A touch and I leave them raped, for I have no affection.
And I can still feel them…
So lost if I can not find violence and his brother dread.
I kiss their lips…reducing all smiles to grievance as I always have.
A narcissist who's mind has darkened.
But I can see a small diamond of light…
And that is you.
You may not shatter me, I am already broken apart, my darling.
And my pieces are scattered, as I am but a measure of sadness.
Standing here, a stake run through my chest, I have no words…
I am unsound.
For words are like music that I no longer play.
I steal their songs…they no longer sing to me.
No bliss.
And I feel my zest for life is agony of death, but I don't believe in afterlife.
Heaven hath no reign over my soul.
There is no revelation to cancel my knowledge of myself.

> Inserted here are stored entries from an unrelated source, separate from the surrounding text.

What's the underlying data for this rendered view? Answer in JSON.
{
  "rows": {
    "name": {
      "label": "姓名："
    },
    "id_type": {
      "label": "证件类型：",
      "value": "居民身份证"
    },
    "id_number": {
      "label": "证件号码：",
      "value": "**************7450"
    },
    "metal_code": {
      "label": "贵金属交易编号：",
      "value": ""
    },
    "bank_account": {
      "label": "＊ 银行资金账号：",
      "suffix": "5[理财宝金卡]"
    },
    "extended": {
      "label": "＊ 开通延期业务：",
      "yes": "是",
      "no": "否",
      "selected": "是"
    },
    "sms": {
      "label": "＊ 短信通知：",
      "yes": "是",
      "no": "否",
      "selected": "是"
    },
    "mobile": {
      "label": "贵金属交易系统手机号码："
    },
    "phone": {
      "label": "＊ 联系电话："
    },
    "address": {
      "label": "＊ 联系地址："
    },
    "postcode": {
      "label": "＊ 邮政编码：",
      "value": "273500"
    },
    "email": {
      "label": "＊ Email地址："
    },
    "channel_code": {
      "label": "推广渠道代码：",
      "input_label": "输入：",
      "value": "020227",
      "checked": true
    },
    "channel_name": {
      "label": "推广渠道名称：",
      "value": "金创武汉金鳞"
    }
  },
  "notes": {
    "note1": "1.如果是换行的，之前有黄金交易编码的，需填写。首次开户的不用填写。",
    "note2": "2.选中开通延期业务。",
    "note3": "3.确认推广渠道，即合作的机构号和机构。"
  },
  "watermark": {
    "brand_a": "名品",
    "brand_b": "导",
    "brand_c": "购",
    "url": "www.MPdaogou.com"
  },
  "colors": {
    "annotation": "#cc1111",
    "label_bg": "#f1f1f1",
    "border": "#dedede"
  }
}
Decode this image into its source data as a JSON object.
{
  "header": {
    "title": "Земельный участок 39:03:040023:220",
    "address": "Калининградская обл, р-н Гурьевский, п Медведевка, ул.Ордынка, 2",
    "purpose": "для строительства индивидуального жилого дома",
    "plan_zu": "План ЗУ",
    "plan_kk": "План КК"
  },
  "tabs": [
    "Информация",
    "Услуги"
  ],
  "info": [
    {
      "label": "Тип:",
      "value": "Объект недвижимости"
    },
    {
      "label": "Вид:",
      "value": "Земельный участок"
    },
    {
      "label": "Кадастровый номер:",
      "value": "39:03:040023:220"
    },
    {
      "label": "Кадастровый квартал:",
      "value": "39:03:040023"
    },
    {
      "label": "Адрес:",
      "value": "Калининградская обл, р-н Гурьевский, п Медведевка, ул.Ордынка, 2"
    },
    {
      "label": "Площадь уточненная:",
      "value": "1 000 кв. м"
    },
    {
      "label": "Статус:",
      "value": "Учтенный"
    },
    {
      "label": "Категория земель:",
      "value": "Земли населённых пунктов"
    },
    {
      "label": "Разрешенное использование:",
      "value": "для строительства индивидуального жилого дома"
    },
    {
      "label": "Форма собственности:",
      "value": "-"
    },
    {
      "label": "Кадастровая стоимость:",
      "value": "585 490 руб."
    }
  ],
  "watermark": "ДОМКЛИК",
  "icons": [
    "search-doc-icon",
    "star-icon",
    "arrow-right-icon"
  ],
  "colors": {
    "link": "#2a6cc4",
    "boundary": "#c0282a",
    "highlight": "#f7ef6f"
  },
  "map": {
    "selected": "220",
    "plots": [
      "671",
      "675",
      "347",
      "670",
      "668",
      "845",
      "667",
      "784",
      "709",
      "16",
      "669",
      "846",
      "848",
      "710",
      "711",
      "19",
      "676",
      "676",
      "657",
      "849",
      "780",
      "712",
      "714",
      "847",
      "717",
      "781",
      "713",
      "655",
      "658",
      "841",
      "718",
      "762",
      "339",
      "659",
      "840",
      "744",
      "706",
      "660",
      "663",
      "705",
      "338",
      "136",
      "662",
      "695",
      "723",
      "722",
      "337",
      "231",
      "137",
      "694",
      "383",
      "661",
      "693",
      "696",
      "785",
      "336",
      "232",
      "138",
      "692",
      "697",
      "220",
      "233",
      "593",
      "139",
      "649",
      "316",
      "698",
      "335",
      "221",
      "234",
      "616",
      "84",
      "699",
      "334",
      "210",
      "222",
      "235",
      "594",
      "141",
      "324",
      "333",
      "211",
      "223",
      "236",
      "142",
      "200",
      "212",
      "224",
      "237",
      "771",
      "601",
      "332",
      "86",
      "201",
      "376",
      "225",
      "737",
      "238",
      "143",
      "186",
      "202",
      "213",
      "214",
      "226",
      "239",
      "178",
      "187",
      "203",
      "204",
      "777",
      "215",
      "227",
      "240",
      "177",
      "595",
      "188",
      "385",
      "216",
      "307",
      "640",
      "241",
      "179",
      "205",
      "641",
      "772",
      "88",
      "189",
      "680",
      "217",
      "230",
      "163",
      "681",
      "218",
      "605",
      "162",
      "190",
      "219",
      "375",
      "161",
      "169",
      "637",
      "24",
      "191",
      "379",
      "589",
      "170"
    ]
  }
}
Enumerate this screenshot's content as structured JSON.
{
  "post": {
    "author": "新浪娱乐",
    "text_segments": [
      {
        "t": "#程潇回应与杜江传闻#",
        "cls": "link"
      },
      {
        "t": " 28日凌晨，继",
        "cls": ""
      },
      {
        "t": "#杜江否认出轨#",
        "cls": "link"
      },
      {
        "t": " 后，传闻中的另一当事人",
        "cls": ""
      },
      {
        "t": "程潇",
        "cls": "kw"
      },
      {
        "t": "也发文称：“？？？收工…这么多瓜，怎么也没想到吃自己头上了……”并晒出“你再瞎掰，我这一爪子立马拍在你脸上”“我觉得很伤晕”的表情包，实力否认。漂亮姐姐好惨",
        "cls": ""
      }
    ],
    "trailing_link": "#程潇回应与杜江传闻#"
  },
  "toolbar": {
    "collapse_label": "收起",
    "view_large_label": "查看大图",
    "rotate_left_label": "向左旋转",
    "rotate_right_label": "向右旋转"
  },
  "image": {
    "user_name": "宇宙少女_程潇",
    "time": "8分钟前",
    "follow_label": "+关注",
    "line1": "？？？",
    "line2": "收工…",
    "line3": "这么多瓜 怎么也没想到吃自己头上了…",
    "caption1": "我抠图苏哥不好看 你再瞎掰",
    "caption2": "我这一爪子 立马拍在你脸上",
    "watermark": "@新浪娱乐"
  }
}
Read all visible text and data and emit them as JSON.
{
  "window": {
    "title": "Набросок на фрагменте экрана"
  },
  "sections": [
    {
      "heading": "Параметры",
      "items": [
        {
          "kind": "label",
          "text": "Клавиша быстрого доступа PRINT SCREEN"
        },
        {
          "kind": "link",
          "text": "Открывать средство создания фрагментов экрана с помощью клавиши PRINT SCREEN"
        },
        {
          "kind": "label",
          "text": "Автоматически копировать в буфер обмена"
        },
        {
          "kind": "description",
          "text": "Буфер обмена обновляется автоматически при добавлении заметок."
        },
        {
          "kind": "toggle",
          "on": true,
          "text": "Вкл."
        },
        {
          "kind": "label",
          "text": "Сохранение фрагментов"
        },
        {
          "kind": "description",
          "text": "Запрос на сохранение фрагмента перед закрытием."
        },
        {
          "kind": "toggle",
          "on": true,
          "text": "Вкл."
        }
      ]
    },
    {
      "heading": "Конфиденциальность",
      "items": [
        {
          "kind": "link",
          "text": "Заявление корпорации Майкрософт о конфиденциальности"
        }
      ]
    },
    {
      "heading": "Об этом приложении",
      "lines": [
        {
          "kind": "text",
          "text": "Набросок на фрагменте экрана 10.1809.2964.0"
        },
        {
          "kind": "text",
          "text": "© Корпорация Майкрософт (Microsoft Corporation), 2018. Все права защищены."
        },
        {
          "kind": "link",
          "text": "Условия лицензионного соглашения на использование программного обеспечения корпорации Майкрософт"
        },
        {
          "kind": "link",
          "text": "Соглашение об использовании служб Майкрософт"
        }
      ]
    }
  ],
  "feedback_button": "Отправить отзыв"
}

And for what are revelations if one can not see through them?
I am what they call evil in all sense. I am finished with breath…
Or it is finished with me.
And I am bloodied as I was born…
But now there are scars.
The backlash of peeling your skin from your bones.
Have I injured you?
Let those wounds become my own then…
As my hands have caused you pain again, and again, and again.
So my sky falls, and love's worth dies along with this galaxy.
Oh I wish I was alone to destroy what is my soul.
But you keep so close beside that I will never see the end…
Though the end is with me.
And my torment is that I am unfaithful, but you are ignorant of this.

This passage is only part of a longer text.